Revenue rose 30% year over year to a less than expected $322.1 Million and its number of active customers was less than predicted. The company is currently trading at less than one-third of its all time high in September 2018. It looks like sand is headed in the wrong direction in the hourglass for option trading. At the same time, the company is pouring in revenue more than $1 Billion annual rate – sure to attract competition and growth fatigue.

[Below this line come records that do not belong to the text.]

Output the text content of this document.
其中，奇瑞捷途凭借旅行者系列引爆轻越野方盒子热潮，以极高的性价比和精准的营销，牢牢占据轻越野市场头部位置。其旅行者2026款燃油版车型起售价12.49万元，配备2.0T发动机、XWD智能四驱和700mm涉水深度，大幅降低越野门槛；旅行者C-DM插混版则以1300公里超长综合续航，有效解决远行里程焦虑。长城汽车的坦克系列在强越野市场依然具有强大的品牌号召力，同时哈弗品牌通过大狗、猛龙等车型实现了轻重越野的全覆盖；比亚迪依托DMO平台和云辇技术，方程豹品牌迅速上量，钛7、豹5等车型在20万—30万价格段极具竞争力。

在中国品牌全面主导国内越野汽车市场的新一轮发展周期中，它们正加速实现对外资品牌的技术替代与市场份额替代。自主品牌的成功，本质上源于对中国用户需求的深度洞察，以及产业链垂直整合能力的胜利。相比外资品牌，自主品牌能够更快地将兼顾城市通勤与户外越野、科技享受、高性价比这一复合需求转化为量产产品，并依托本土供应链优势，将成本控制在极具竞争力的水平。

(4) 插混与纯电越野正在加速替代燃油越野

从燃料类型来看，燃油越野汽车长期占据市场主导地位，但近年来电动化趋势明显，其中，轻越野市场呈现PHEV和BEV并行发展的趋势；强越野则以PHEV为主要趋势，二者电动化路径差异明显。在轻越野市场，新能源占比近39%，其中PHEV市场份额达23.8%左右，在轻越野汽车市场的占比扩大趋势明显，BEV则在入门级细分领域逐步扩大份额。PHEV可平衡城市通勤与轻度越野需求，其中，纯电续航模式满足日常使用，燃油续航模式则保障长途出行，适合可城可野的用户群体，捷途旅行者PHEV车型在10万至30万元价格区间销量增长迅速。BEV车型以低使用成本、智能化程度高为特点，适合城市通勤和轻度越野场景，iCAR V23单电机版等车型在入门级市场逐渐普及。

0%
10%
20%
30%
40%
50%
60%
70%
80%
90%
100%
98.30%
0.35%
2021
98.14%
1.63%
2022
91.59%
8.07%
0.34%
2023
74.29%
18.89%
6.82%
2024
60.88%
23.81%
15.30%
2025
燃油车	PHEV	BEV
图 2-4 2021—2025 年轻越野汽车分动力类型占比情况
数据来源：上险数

National chain deals are key to sustaining Grubhub’s growth and we can hope for a recovery once these new partnerships have time to sink in. Over time, online food delivery will only experience growth; so despite heightened competition, there’s plenty of pie to share.
While Grubhub faces many challenges, the fact that the stock price is trading low at half the value it began the year, makes it attractive for trading options. Also, in considering the December 20 expiration date, it’s interesting to note that the $40.00 Call has 17,590 Open Interest contracts, while the average is 1,500 to 2,500.
Are You a Bull or Bear ?
Date: November 4, 2019 – Stock: Grubhub – Share price closed @ $35.01
If you’re a Bullish Mom and think Grubhub will go up, try the December 20, 2019 Expiration Date – CALL $30.00 Bid; and $25.00 Ask strike prices. Premium is $4.90 (mid @$4.46) debit to pay = Long Call Vertical Spread on www.TDAmeritrade.com
On the other hand, Mom, if you think Grubhub is bearish and will go down, try the Expiration December 20, 2019 Date – PUT $30.00 Ask; and $25.00 Bid strike prices. Premium is 0.65¢ (mid @0.53¢) debit to pay = Long Put Vertical Spread on www.TastyWorks.com
Let’s empower all of us Moms and Dads to Face Down the Wall Street bull!